Under Petaladi, a BG clan is kept whose plants have flowers
in their flowers, such as cana, camellina, onion etc. Spadixiflori has a spadix
type inflorescence, such as in banana. The main clones in glumiflori are
gramineae and cypressi. Gramini is the most accepted and useful family of the
world. Its members mainly serve as food for humans and pets, cow, buffalo etc.
Barley, wheat, maize, bajra, jowar, paddy, dube, dichanthium, moong, patlo,
khas are members of the same clan. Other examples of monocot are palm, dates,
reed, bamboo, onion, garlic etc.
Many thousands of species of dicotyledon plants are found.
There are many clans under them and each clan has many tree plants.
Utility
Aphrodisiac plants are useful to humans in many forms. Some
cultivated plants are cereals to eat, some pulses, some fruits and some
vegetable vegetables. Some plants provide sugar to us, while others give us
drinks, coffee, tea, fruit limes.

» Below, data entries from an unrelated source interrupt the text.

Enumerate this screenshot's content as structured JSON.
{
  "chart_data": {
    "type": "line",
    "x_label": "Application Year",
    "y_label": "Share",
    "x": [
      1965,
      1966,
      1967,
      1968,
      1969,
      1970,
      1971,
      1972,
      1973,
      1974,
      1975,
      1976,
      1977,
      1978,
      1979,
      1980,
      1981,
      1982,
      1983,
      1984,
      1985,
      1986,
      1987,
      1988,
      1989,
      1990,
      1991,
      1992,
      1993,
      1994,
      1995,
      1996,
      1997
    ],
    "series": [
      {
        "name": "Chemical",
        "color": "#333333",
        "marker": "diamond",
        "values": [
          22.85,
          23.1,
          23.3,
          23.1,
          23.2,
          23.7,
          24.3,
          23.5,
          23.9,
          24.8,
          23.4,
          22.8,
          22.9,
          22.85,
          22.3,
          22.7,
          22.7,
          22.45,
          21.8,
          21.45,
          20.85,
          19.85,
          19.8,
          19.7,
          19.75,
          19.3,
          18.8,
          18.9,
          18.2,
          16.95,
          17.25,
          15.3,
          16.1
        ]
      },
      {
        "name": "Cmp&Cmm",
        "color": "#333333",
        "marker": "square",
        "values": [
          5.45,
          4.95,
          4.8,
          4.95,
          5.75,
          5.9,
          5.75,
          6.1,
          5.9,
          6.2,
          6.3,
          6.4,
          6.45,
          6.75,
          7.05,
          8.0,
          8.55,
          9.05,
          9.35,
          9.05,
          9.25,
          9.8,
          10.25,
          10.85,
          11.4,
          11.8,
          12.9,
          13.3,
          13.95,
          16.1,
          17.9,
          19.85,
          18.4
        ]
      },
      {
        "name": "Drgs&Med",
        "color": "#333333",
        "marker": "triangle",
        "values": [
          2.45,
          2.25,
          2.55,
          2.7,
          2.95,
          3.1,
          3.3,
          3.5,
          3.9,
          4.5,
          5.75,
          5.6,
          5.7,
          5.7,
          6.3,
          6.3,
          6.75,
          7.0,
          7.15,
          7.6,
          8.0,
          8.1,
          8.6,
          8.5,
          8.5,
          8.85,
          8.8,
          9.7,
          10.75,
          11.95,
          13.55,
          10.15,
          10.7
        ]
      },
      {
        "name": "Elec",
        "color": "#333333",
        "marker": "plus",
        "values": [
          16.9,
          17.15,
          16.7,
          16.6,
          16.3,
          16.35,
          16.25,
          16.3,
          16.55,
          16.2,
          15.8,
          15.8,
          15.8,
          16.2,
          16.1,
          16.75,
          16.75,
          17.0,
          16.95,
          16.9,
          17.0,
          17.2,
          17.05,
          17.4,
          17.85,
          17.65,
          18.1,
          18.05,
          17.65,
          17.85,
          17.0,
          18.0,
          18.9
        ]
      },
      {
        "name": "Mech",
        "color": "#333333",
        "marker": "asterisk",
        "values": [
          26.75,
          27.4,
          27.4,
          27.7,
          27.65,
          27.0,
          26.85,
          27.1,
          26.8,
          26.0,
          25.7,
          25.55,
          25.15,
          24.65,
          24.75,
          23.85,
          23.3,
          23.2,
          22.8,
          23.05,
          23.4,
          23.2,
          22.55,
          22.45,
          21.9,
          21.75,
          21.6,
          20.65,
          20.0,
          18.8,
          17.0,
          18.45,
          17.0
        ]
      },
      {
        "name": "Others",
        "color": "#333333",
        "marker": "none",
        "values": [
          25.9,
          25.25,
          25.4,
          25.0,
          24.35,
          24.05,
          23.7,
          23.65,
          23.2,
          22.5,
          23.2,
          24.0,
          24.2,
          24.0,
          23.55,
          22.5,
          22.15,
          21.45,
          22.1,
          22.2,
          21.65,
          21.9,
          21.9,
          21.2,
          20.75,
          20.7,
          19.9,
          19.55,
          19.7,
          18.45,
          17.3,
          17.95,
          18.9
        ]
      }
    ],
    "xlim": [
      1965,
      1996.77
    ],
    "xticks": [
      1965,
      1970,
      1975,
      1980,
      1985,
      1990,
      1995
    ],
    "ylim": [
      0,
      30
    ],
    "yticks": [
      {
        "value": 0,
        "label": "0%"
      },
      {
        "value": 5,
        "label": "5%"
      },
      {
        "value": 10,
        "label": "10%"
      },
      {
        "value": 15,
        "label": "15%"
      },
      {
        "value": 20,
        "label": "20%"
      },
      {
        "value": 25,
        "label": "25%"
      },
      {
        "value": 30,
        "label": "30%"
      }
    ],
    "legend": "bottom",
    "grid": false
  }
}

Some make grapes, oranges, mahua, malt etc.
for making wines. Cotton, jute, serpagandha for medicines, cinchona,
eucalyptus, bhringraj, tulsi, gulbanfasa, amla etc. for textiles. Timber is
obtained from teak, sal and rosewood, colors from indigo, tesu etc. and rubber
heavia, artocarpus etc. from trees. The bifurcation of the botanical world is a
very broad and useful subclass. It grows abundantly in every part of the earth.